The school strikes me as a cocoon, protecting these students, sheltering them from the outside world at the same time it essentially bars them from it, giving them a safe environment among those like themselves. The guardians and educators have created a place that encourages learning and creativity, and that readily shares with the students honest and beautiful life lessons (such as Miss Emily's teachings about sex, which, in addition to containing extremely frank explanations of the mechanics of it, fosters the notion of love, and of a wonderful physical intimacy shared between two people in love).

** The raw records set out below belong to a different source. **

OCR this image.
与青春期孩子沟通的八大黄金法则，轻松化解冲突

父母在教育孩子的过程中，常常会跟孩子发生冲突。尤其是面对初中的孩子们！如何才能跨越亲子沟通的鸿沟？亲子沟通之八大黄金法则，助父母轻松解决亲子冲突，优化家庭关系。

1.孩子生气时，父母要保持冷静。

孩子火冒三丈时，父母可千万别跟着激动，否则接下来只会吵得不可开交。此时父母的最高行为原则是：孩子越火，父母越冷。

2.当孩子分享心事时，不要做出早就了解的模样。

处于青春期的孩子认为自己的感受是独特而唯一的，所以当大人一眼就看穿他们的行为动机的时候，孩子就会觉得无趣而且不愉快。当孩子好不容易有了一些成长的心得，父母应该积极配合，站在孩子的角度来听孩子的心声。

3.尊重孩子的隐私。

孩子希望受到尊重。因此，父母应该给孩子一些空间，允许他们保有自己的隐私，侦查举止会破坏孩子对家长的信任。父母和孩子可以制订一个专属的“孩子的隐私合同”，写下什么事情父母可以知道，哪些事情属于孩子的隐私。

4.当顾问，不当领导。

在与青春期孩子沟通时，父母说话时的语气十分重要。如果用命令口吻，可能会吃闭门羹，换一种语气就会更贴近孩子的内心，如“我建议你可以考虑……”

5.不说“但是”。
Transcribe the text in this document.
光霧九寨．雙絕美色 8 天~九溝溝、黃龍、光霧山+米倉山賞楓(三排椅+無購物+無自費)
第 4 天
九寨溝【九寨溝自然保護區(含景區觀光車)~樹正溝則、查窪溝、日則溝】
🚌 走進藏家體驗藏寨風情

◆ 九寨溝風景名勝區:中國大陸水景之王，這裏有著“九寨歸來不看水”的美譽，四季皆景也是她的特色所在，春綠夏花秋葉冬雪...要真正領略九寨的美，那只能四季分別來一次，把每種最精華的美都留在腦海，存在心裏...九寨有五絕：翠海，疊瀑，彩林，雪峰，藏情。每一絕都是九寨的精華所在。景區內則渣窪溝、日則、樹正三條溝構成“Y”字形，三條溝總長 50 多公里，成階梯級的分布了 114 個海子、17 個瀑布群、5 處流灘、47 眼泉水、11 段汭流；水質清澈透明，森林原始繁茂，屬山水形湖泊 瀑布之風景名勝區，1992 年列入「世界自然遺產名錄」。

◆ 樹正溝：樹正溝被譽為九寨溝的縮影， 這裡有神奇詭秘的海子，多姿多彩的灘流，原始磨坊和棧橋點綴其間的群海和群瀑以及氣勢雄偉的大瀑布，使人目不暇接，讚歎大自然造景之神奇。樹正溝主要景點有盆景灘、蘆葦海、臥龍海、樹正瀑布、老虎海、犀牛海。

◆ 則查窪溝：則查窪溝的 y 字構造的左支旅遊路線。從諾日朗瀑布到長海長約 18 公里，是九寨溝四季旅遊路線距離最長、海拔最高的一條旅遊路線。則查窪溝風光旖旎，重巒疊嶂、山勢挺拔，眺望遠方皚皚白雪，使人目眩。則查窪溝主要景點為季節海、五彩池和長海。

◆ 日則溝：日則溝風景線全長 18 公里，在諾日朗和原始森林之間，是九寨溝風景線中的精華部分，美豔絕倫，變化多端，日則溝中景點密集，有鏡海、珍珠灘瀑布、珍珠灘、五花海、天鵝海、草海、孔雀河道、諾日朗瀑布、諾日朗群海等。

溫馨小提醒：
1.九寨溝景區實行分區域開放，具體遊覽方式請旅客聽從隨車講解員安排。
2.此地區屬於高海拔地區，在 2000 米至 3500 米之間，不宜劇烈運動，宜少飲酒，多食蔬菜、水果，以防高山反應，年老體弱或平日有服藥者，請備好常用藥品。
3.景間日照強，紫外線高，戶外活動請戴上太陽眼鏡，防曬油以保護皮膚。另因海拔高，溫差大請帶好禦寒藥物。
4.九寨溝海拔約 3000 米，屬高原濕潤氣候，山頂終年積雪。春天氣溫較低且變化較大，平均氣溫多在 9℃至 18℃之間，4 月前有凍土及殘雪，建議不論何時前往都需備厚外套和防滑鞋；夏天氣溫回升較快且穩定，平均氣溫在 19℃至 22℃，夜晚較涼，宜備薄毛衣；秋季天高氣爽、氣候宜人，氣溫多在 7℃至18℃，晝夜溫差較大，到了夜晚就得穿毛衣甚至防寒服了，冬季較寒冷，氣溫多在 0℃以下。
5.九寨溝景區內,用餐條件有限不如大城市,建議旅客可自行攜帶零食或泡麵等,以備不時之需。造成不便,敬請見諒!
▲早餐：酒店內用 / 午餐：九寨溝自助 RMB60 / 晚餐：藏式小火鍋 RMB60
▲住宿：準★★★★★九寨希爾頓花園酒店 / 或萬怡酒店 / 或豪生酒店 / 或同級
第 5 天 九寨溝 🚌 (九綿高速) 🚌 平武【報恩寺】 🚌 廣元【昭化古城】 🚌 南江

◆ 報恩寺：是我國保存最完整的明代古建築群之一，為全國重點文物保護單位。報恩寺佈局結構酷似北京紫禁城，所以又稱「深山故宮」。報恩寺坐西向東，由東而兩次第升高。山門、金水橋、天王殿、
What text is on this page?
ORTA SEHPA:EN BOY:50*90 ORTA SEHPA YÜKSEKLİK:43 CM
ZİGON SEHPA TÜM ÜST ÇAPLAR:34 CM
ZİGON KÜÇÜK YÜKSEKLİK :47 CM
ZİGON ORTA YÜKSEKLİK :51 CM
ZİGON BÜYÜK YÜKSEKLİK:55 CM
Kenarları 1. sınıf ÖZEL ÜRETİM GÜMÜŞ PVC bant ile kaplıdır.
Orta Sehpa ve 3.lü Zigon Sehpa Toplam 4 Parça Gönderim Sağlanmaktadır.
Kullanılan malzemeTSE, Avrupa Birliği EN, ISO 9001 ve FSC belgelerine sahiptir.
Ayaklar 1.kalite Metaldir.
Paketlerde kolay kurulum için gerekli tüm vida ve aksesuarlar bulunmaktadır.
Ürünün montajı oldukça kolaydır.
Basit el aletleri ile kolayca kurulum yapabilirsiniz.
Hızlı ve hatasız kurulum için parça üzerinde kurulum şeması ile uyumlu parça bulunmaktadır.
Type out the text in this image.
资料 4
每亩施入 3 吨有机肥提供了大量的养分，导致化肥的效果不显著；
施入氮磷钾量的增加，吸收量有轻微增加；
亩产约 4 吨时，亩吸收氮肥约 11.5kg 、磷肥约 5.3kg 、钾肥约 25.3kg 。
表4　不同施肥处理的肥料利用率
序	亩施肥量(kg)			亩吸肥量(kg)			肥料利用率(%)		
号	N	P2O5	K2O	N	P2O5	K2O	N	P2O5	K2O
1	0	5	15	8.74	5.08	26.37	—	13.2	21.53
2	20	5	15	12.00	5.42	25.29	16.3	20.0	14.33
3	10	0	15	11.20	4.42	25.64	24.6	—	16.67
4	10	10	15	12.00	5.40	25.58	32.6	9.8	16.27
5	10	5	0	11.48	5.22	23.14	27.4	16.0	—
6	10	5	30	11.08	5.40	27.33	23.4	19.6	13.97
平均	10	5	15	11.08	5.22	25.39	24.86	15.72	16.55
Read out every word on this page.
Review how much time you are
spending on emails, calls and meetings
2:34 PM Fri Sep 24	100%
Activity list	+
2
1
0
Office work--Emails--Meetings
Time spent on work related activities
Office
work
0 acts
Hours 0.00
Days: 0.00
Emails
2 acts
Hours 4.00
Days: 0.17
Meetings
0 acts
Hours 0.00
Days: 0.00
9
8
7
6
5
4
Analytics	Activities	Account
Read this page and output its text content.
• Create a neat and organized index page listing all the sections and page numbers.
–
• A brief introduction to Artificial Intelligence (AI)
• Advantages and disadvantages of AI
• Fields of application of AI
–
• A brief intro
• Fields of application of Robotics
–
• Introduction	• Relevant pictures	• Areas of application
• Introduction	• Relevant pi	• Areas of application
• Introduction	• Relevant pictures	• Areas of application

What then, of the meeting Kathy and Tommy have years later with Madame and Miss Emily? What can we say about Madame's comment: "Poor creatures. What did we do to you? With all our schemes and plans?" (254) and of Miss Emily's: "Hailsham was considered a shining beacon, an example of how we might move to a more humane and better way of doing things" (258), and "Whatever else, we at least saw to it that all of you in our care, you grew up in wonderful surroundings" (261). Which statement more accurately reflects your feelings about Hailsham? Were these students raised in a bubble, a safe haven far from the harsh realities of their futures (though they knew of it, it seemed something they did not discuss often, and was in fact a subject they avoided in front of the guardians because they didn't want to make their guardians uncomfortable!), granted humanity from nurturing caretakers who felt they should not be denied a life, only to have it stripped from them in hospitals years later? Is it true that their lives were worth more, were more meaningful, because of what they had while they were here, despite the inevitable carer and donor years that would follow?
Here's a big question I have: Why do the students not rebel against their lot in life? Even Ruth, the strong and bold one, who regrets that she will never be able to work in what she envisions as a dream job in an office, does not really question why that dream is not an option to her, does not question why she is doomed to give her life at a young age. Why do they just accept that this is what they were created for, why do they not demand that they are worthy of living a full and free life, as the "normals" do? And if education is so important, if the Hailsham staff is so intent on making their lives meaningful while they're able to enjoy it, on cultivating knowledge and creativity, why has their education not led them to think critically of their situation and to maybe then challenge it?